Wednesday, February 11, 2009

Australia may be getting a glimpse of its globally warmed future


Experts agreed Tuesday that no one drought, flood or wildfire can be attributed to global warming, but they stressed that the eucalyptus forest and farms of southeastern Australia are becoming warmer, drier and more prone to fire as the planet heats up.


Some say rising temperatures are making Australia's climate more extreme at the edges. Snow will disappear from the few mountains that still have it, the cyclones that batter the topical north could get more powerful and the conditions that set the southeast ablaze could become common.
"The terrible events of the past couple of weeks are, without doubt, partly the result of global warming and the greenhouse effect," said Neville Nicholls, an expert on climate change and wildfires at Australia's Monash University.

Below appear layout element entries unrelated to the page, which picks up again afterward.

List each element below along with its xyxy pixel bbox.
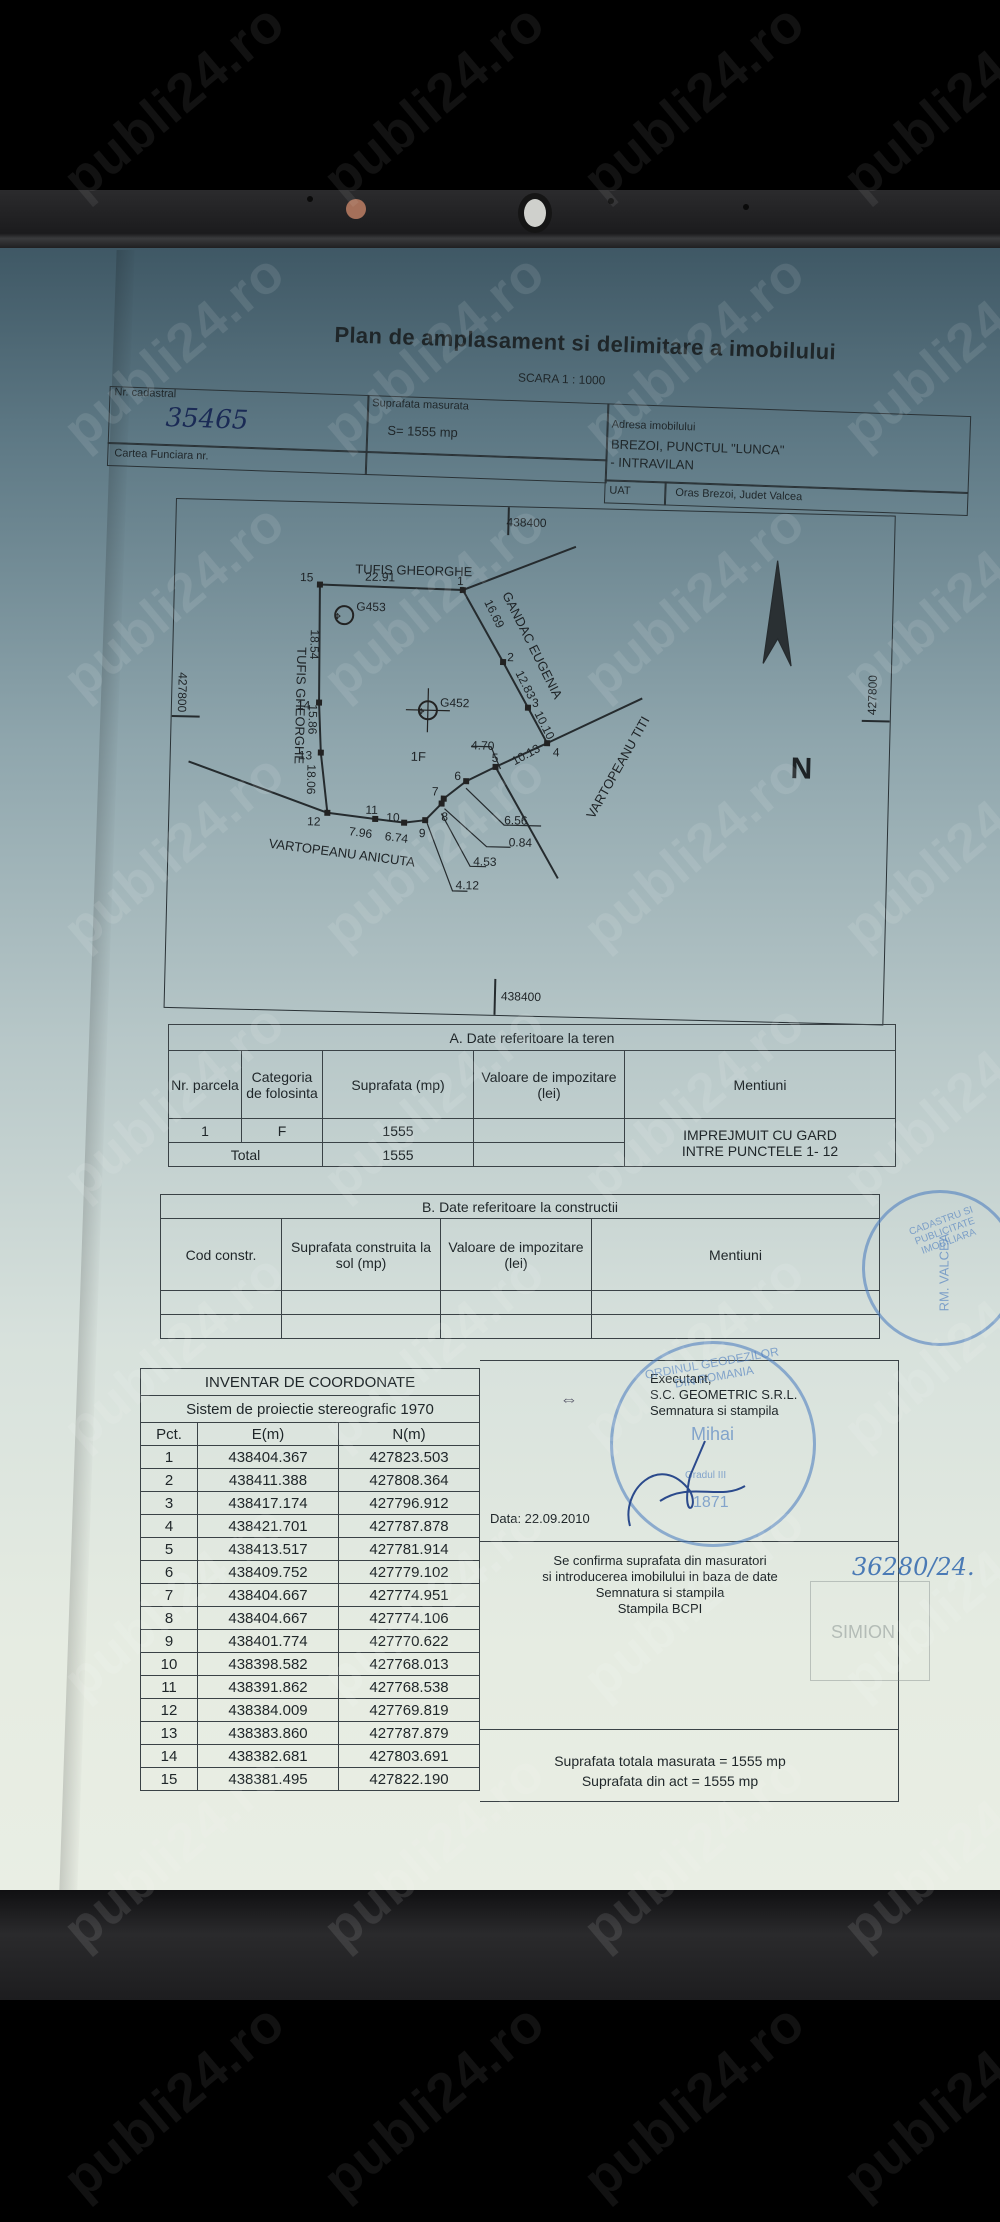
sensor-dot bbox=[743, 204, 749, 210]
vertex-label: 2 bbox=[507, 650, 514, 664]
watermark-text: publi24.ro bbox=[571, 0, 816, 211]
vertex-label: 10 bbox=[386, 810, 400, 824]
divider bbox=[480, 1729, 898, 1730]
side-length-label: 4.53 bbox=[473, 854, 497, 869]
table-row: 11438391.862427768.538 bbox=[141, 1676, 480, 1699]
grid-label-left: 427800 bbox=[175, 672, 190, 712]
uat-label-cell: UAT bbox=[604, 479, 667, 505]
svg-text:✥: ✥ bbox=[418, 707, 425, 716]
side-length-label: 7.96 bbox=[348, 824, 373, 841]
scale-label: SCARA 1 : 1000 bbox=[518, 370, 606, 387]
svg-text:✥: ✥ bbox=[334, 612, 341, 621]
parcel-label: 1F bbox=[411, 749, 427, 764]
address-line2: - INTRAVILAN bbox=[610, 455, 694, 473]
camera-icon bbox=[518, 193, 552, 233]
watermark-text: publi24.ro bbox=[51, 1991, 296, 2211]
address-line1: BREZOI, PUNCTUL "LUNCA" bbox=[611, 437, 785, 458]
table-row: 2438411.388427808.364 bbox=[141, 1469, 480, 1492]
side-length-label: 4.12 bbox=[455, 878, 479, 893]
vertex-label: 11 bbox=[365, 803, 378, 817]
table-row: 12438384.009427769.819 bbox=[141, 1699, 480, 1722]
side-length-label: 22.91 bbox=[365, 570, 395, 585]
vertex-label: 4 bbox=[553, 745, 560, 759]
vertex-label: 7 bbox=[432, 784, 439, 798]
table-row: 14438382.681427803.691 bbox=[141, 1745, 480, 1768]
vertex-label: 13 bbox=[299, 748, 313, 762]
sensor-dot bbox=[307, 196, 313, 202]
table-row: 15438381.495427822.190 bbox=[141, 1768, 480, 1791]
benchmark-g452: G452 bbox=[440, 696, 470, 711]
side-length-label: 0.84 bbox=[509, 835, 533, 850]
watermark-text: publi24.ro bbox=[311, 1991, 556, 2211]
table-b-title: B. Date referitoare la constructii bbox=[161, 1195, 880, 1219]
side-length-label: 15.86 bbox=[305, 704, 320, 734]
table-row: 1438404.367427823.503 bbox=[141, 1446, 480, 1469]
watermark-text: publi24.ro bbox=[311, 0, 556, 211]
device-bezel-top bbox=[0, 190, 1000, 252]
side-length-label: 18.06 bbox=[304, 764, 319, 794]
watermark-text: publi24.ro bbox=[831, 0, 1000, 211]
vertex-label: 3 bbox=[532, 696, 539, 710]
uat-label: UAT bbox=[609, 485, 631, 498]
table-b-header: Suprafata construita la sol (mp) bbox=[282, 1219, 441, 1291]
vertex-label: 12 bbox=[307, 814, 321, 828]
signature-scribble bbox=[620, 1431, 760, 1531]
table-row: 4438421.701427787.878 bbox=[141, 1515, 480, 1538]
table-row: 13438383.860427787.879 bbox=[141, 1722, 480, 1745]
vertex-label: 6 bbox=[454, 769, 461, 783]
coords-subtitle: Sistem de proiectie stereografic 1970 bbox=[141, 1396, 480, 1423]
vertex-label: 15 bbox=[300, 570, 314, 584]
table-row: 1 F 1555 IMPREJMUIT CU GARD INTRE PUNCTE… bbox=[169, 1119, 896, 1143]
table-row: 10438398.582427768.013 bbox=[141, 1653, 480, 1676]
surface-value: S= 1555 mp bbox=[387, 423, 458, 440]
watermark-text: publi24.ro bbox=[831, 1991, 1000, 2211]
cf-label: Cartea Funciara nr. bbox=[114, 447, 209, 462]
watermark-text: publi24.ro bbox=[51, 0, 296, 211]
double-arrow-icon: ⇔ bbox=[560, 1389, 578, 1410]
side-length-label: 4.70 bbox=[471, 738, 495, 753]
watermark-text: publi24.ro bbox=[571, 1991, 816, 2211]
cadastral-number: 35465 bbox=[165, 403, 249, 436]
table-row: 3438417.174427796.912 bbox=[141, 1492, 480, 1515]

Global warming cannot be blamed for starting the hundreds of recent fires — tens of thousands of such blazes erupt across Australia every fire season, from October to March — but the effects of climate change exacerbated their ferocity, Nicholls said.

First, a decade of drought has made Australia's wild forests — known as "the bush" — tinder dry. Second, a sustained and record-breaking heat wave settled over the region. Lastly, record-smashing temperatures on Saturday topped 117 degrees Fahrenheit (47 degrees Celsius) and combined with winds up to 60 mph (100 kph) to whip fires into furnace-like intensity.

The Intergovernmental Panel on Climate Change, the Nobel Prize-winning team of scientists responsible for advising the United Nations about global warming, says the rise in the atmosphere's temperature could cause water shortages, crop failures, more deaths from heat waves and more severe storms around the world.

In Australia, it means more droughts in the dry south and more flooding in the tropical north. The Great Barrier Reef, the world's largest coral reef system rich in sealife and sensitive to small temperature changes, is in trouble.

The Australian government's Commonwealth Scientific and Industrial Research Organization concluded in 2007 that the country's average temperature will rise about 1.8 degrees Fahrenheit (1 C) by 2030 and up to 9 degrees F (5 C) by 2070 if greenhouse emissions are not curbed.
An island large enough to be counted as a continent, Australia's climate varies with its landscape. It is home to dry shifting dunes in the desert "red heart," misty Riesling grape-clad hills, and lush monsoonal rain forest and mangrove swamps.

Among the panel's forecasts: Climate change would likely mean less rain, but rainfalls that did occur would be more intense. Drought in the south — the wheat-, sheep- and cattle-growing food belt — would be more frequent and fires more common. Cyclones that are a regular feature of the summer months in the north would hit harder.

Even as southeastern Australia sweltered and the fires raged this week, some 60 percent of northeastern Queensland state was covered by floodwaters after weeks of drenching rain from a dying offshore cyclone. Three thousand homes were damaged. No deaths were reported.
While scientists cautioned against attributing the wildfires themselves to global warming, they said changing conditions from rising temperatures are having an impact.

"Australia — and particularly the southeastern corner of Australia — is fire prone, so a fire-prone environment coupled with a warmer and drier climate in the future is likely to increase the incidence of this kind of event," said Mark Adams, a wildfire expert at the University of Sydney. "But statistically, we won't be able to prove it for many decades."

Adams said Australia's peculiar ecosystems are particularly susceptible to the effects of climate change. An increase of just one or two degrees would cause snow in Australia to disappear, and its Great Barrier Reef and rainforests are particularly sensitive to warming, he said.

"But I don't think that on the whole Australia is more susceptible than many other — or indeed any other — continent," Adams said.

Penny Whetton, leader of the climate change research group at Commonwealth Scientific and Industrial Research Organization, also cautioned against tying the fires too closely to global warming.
"Due to changes in the climate, the high risk of fires has increased and will increase," she said. "But that is different than saying climate change caused these fires. It's difficult to relate climate change to an individual weather event."
For conservationists, the dry conditions and the devastating fires bolster their campaign to push the world's governments to move faster on reducing emissions of greenhouse gases.
"It's a sobering reminder of the need for this nation and the whole world to act and to put at a priority our need to tackle climate change in a way that politicians have simply been unable or refused to do in past decades," said Sen. Bob Brown of the left-leaning Australian Greens party.